A patent protects an invention. To be patentable, an invention must fall within one of four categories of patentable (or patent-eligible) subject matter:  articles of manufacture, machines, processes, and compositions of matter. These categories are listed in 35 U.S.C. §101. Things that are not patentable (by judicial exceptions) include laws of nature, natural phenomena, and abstract ideas. These nonpatentable things are referred to as patent-ineligible subject matter.

In 2014, the Supreme Court established a two-part test to determine whether an invention is patent-eligible. Alice Corp. Pty. Ltd. v. CLS Bank International, 573 U.S. 208, 216, 219 (2014). The first step is a determination of whether the claimed invention falls within one of the categories of patent-ineligible subject matter. If it does, then the second step is a determination of whether the claimed invention has an inventive concept that transforms the patent-ineligible subject matter into something patentable.

Since Alice was decided, the Alice test has been used many times by the PTO to reject claims during an examination of patent applications and by the federal district courts to invalidate patents on the grounds that the claims are directed to the patent-ineligible subject matter. People.ai’s patents are some of the latest casualties.

People.ai provides business analytics software for customer relations management systems and other business systems. People.ai’s patents were directed to the use of tailored filtering to obtain information from emails, meetings, and telephone calls and match the information to the customers’ accounts. Before the development of the patented systems, the data in customer relations management systems had to be updated manually. The manual data entry process was subject to errors. By automating the data entry, the patented systems were more accurate than the manual systems.

People.ai sued Clary, Inc. and SetSail Technologies, Inc. in the Northern District of California for infringement of seven of people.ai’s patents. The defendants were competitors of people.ai. The defendants moved for judgment on the pleadings, contending that the patents were invalid.

The district court granted the motion, applying the two-step Alice test. The court found that the patents were directed to an abstract idea and lacked an inventive concept and were, therefore, ineligible subject matter. In the first step, the court found that the claims covered “ the activities of a prototypical corporate salesperson,” including matching emails to contacts and updating the records. The court said that the claims did not do anything other than “recite a common commercial practice long performed by humans.”  In the second step, the court did not find any inventive concept.

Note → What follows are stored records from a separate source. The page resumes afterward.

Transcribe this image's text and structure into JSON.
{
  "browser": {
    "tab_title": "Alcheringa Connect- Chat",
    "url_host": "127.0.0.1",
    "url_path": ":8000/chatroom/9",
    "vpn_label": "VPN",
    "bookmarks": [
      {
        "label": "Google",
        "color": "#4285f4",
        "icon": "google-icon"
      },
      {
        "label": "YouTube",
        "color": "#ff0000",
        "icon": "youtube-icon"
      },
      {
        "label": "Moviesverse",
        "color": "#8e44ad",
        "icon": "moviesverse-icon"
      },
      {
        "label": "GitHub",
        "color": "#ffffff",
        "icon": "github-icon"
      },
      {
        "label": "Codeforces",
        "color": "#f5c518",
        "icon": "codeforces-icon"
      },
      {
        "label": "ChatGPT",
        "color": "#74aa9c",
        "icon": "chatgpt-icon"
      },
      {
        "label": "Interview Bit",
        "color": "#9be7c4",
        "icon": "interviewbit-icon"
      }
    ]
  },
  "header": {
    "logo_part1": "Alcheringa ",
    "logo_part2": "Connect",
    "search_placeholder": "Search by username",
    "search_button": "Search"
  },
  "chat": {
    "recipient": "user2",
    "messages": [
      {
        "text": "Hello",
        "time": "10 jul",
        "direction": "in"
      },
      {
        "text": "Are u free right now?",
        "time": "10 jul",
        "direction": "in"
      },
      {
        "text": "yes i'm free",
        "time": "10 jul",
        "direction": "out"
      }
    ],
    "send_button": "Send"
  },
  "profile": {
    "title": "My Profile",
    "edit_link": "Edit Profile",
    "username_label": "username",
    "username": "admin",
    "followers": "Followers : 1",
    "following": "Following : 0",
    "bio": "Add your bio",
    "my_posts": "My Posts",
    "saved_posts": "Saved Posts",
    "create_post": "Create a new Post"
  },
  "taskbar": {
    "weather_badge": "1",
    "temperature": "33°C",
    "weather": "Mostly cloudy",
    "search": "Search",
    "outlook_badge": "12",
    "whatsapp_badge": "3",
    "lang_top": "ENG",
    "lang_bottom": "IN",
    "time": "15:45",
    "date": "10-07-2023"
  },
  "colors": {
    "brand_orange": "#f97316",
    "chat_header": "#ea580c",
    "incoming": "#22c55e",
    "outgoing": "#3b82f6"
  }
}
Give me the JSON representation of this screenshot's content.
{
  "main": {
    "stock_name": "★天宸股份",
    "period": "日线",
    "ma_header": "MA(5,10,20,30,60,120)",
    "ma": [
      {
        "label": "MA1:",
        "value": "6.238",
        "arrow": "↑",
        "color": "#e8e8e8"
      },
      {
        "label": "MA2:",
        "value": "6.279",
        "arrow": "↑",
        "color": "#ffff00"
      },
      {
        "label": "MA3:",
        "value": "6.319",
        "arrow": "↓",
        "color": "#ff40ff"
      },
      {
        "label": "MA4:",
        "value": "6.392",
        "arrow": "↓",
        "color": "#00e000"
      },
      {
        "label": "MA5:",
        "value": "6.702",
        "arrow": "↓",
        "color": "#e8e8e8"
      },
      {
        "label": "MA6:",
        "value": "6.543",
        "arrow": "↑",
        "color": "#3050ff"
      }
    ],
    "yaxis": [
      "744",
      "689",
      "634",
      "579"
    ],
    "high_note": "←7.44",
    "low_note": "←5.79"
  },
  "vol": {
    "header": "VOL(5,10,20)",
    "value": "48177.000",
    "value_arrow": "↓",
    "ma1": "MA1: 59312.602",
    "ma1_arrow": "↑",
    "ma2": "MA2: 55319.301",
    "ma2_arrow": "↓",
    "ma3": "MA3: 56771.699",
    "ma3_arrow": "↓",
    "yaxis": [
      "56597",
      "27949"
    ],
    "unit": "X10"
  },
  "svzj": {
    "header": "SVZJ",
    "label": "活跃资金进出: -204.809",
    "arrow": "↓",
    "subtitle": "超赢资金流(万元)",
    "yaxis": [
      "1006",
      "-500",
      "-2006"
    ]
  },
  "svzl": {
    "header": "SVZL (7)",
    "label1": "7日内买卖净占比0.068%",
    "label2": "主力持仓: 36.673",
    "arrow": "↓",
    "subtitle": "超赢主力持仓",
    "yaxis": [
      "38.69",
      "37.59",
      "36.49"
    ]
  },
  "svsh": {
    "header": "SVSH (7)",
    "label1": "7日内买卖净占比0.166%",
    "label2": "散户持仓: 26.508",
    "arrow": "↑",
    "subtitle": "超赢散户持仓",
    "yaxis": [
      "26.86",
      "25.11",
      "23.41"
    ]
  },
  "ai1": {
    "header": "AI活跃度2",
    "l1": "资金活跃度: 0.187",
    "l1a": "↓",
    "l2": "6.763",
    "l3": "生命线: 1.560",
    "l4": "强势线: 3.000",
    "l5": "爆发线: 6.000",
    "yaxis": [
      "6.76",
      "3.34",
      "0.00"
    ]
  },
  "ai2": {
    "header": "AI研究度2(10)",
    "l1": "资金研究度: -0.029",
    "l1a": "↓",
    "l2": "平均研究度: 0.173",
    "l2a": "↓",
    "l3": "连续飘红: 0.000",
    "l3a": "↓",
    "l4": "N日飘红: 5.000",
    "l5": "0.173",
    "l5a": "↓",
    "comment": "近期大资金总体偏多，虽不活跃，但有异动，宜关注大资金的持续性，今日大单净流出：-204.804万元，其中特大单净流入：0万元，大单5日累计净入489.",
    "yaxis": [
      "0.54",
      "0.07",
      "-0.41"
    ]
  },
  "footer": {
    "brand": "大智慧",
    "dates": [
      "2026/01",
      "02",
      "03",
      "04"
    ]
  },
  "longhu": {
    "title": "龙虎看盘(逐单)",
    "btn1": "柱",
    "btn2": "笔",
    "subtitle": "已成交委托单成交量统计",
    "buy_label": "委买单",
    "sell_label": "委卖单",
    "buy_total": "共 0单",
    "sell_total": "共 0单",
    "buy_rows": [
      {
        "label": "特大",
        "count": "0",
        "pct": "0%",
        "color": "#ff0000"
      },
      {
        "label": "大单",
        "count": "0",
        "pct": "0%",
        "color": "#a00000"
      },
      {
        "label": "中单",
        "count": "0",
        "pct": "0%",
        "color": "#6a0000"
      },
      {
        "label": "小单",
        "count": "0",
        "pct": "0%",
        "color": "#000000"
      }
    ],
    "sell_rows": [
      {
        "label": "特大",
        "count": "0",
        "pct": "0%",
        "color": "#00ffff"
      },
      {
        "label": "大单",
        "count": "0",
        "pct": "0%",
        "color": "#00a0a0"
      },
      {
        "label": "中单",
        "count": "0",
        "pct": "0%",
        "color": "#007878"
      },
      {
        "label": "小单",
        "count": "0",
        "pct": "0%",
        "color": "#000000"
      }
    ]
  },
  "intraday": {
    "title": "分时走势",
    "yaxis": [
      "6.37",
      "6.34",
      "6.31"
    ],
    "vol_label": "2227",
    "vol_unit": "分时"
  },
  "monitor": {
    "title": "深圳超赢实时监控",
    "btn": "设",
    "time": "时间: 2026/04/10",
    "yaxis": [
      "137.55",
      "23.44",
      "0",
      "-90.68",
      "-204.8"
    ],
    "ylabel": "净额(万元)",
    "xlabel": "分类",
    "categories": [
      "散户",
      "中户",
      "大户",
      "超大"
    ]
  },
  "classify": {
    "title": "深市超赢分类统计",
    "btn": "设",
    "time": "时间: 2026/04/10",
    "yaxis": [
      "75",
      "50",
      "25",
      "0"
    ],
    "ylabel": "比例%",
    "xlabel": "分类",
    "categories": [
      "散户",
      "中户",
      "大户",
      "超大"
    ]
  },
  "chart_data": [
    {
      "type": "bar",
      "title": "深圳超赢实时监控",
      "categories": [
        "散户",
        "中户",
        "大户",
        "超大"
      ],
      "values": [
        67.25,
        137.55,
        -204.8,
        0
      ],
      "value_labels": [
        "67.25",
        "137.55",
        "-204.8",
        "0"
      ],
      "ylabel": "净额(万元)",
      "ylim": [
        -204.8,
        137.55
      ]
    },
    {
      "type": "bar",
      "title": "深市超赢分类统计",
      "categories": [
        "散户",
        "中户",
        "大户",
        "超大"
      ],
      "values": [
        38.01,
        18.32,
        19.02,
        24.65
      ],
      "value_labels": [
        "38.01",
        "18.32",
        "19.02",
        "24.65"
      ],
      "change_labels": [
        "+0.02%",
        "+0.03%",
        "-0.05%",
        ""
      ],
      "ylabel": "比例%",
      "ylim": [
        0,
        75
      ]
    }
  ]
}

People.ai appealed to three of the patents. The appellate court agreed with the district court’s rationale and affirmed its decision. The court noted that, under Alice, “fundamental practices long prevalent in our system of commerce are abstract ideas.”  The court reiterated that using a computer to automate a formerly manual process does not result in patentable subject matter.

The court held that the first step of the Alice test was met because the claims of People.ai’s patents covered methods of automating manual processes. As such, the claims were directed to an abstract idea. The court explained that a method for automating a manual process might not be an abstract idea if the automated process is different from the manual process and “provides a specific means or method that improves the relevant technology.”

As to the second step of the Alice test, the court held that the claims did not have an inventive concept. Thus, the court held that all of the patents were invalid.

In summarizing its conclusion as to one of the patents, the court stated: “it is undisputed that the computer components recited by the asserted claims of the patent …. are generic. And the method being performed on those generic components matches the manual process conventionally performed by a salesperson, i.e. the abstract idea itself….”  The conclusion cannot be emphasized enough: using a computer to perform a process people did without a computer is not patentable.